Shiver, Maggie Stiefvater: This book is an awesome book. Period. Why you may ask? Well with the whole supernatural craze going on in the media today, it's really hard to get into some decent books that do deal with supernatural subject matter. The reason why I loved Shiver (and I mean loved) was because Sam is NOT a werewolf. He's just a regular wolf, the reason I loved this aspect in the book is because it is 1000000000 times more believable than someone turning into a vampire (yes I do know that realistically both of these ideas are impossible). However I feel that the way Stiefvater creates Sam's peculiarity is fantastic, also I love, love, love the fact that the two main characters did not just "fall in love at first sight" like in some other supernatural books that are out there (which incidentally I do happen to like), but this love story has developed over years. Also the fact that Grace falls for Sam while he is a wolf... even more iron clad! I definitely say give this a read, it is unlike a lot of the Vampire/Werewolf/Witch books you will find out there.

Also if you just absolutely LOVE books about Vampires, check out the Vampire Academy books, or the first FOUR Vampire Diaries books. Those are my suggestions for the good reads in that type of genre!
-Jess

Hot Chocolate on a Rainy Day

Is there anything more perfect than reading a wonderful book on a cold rainy day with a wonderful cup of hot chocolate next to you? No there isn't! Today I did just that! Books for a rainy day:

Moloka'i, Alan Brennert: on a whim I decided to read this book because it related somewhat to my Hawaiian culture, it ended up being a fantastic read. It centers on young girl named Rachel Kalama who at a very young age comes down with Leprosy, and is sent to the island of Moloka'i because of the disease.
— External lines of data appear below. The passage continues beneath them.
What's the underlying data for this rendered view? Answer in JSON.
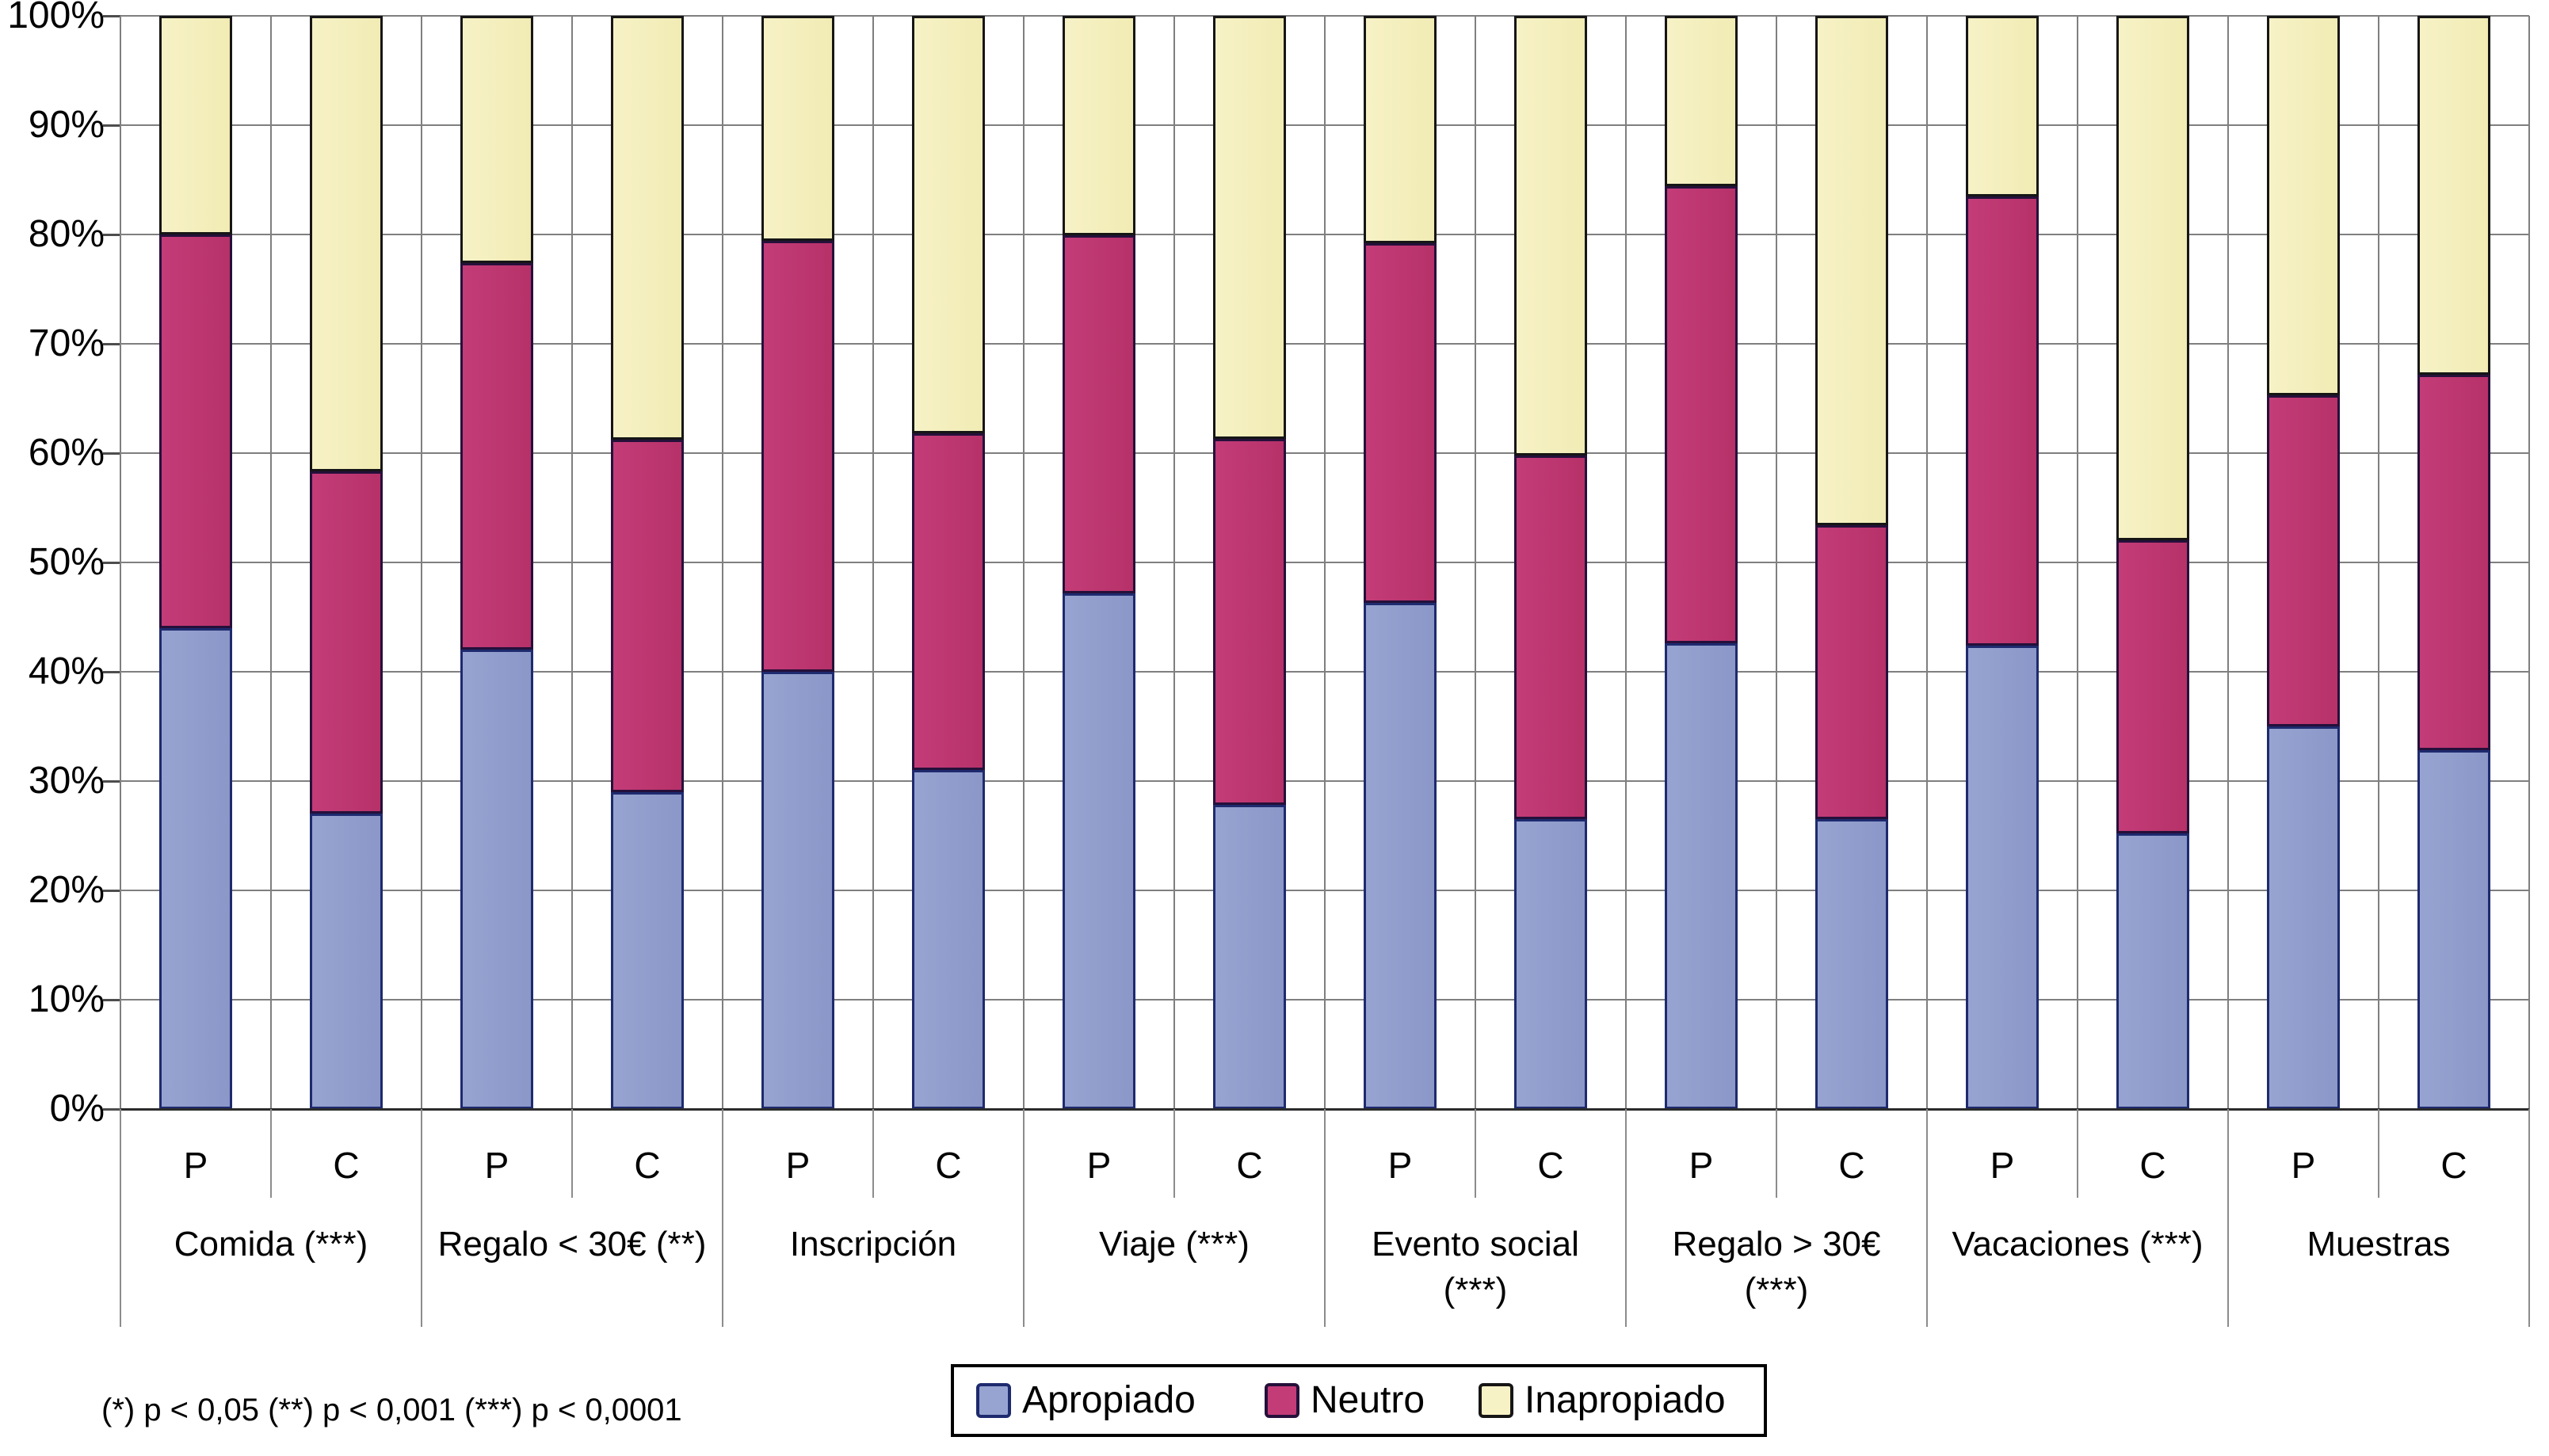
{
  "chart_data": {
    "type": "bar",
    "subtype": "stacked-percent-column",
    "title": "",
    "xlabel": "",
    "ylabel": "",
    "ylim": [
      0,
      100
    ],
    "grid": true,
    "legend_position": "bottom-center",
    "y_axis": {
      "ticks": [
        "0%",
        "10%",
        "20%",
        "30%",
        "40%",
        "50%",
        "60%",
        "70%",
        "80%",
        "90%",
        "100%"
      ]
    },
    "series": [
      {
        "name": "Apropiado",
        "fill": "#97A3D0",
        "fill2": "#8B97C8",
        "border": "#1E2A6E"
      },
      {
        "name": "Neutro",
        "fill": "#C33C78",
        "fill2": "#B73169",
        "border": "#25103A"
      },
      {
        "name": "Inapropiado",
        "fill": "#F7F2C6",
        "fill2": "#F1EBB4",
        "border": "#161616"
      }
    ],
    "bar_sublabels": [
      "P",
      "C"
    ],
    "groups": [
      {
        "category_lines": [
          "Comida (***)"
        ],
        "bars": [
          {
            "label": "P",
            "values": [
              44.0,
              36.0,
              20.0
            ]
          },
          {
            "label": "C",
            "values": [
              27.0,
              31.3,
              41.7
            ]
          }
        ]
      },
      {
        "category_lines": [
          "Regalo < 30€ (**)"
        ],
        "bars": [
          {
            "label": "P",
            "values": [
              42.0,
              35.4,
              22.6
            ]
          },
          {
            "label": "C",
            "values": [
              29.0,
              32.2,
              38.8
            ]
          }
        ]
      },
      {
        "category_lines": [
          "Inscripción"
        ],
        "bars": [
          {
            "label": "P",
            "values": [
              40.0,
              39.4,
              20.6
            ]
          },
          {
            "label": "C",
            "values": [
              31.0,
              30.8,
              38.2
            ]
          }
        ]
      },
      {
        "category_lines": [
          "Viaje (***)"
        ],
        "bars": [
          {
            "label": "P",
            "values": [
              47.2,
              32.7,
              20.1
            ]
          },
          {
            "label": "C",
            "values": [
              27.8,
              33.5,
              38.7
            ]
          }
        ]
      },
      {
        "category_lines": [
          "Evento social",
          "(***)"
        ],
        "bars": [
          {
            "label": "P",
            "values": [
              46.3,
              32.9,
              20.8
            ]
          },
          {
            "label": "C",
            "values": [
              26.5,
              33.3,
              40.2
            ]
          }
        ]
      },
      {
        "category_lines": [
          "Regalo > 30€",
          "(***)"
        ],
        "bars": [
          {
            "label": "P",
            "values": [
              42.6,
              41.8,
              15.6
            ]
          },
          {
            "label": "C",
            "values": [
              26.5,
              26.9,
              46.6
            ]
          }
        ]
      },
      {
        "category_lines": [
          "Vacaciones (***)"
        ],
        "bars": [
          {
            "label": "P",
            "values": [
              42.4,
              41.1,
              16.5
            ]
          },
          {
            "label": "C",
            "values": [
              25.2,
              26.8,
              48.0
            ]
          }
        ]
      },
      {
        "category_lines": [
          "Muestras"
        ],
        "bars": [
          {
            "label": "P",
            "values": [
              35.0,
              30.3,
              34.7
            ]
          },
          {
            "label": "C",
            "values": [
              32.8,
              34.4,
              32.8
            ]
          }
        ]
      }
    ],
    "footnote": "(*) p < 0,05 (**) p < 0,001 (***) p < 0,0001",
    "colors_meta": {
      "gridline": "#7f7f7f",
      "axis": "#2b2b2b",
      "text": "#000000",
      "background": "#ffffff"
    }
  }
}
The book then focuses on her life on the island and her struggle to be a regular girl, when so many distrust her because of her disease. It's an awesome story and will make you feel the injustice of sending the people to the island, and the treatment they received. I definitely recommend this if you just want to truly lock yourself away for a day.

The Physick Book of Deliverance Dane, Katherine Howe: This book is also an excellent choice if you want to hide yourself inside on a rainy day. It has all the ingredients for a good read: magic, witches, present times, and a little dose of the past you will truly like this story if you're up for a little magic. :)

I'm sure there will be plenty more rainy days, and don't worry there will be more good reads for these days!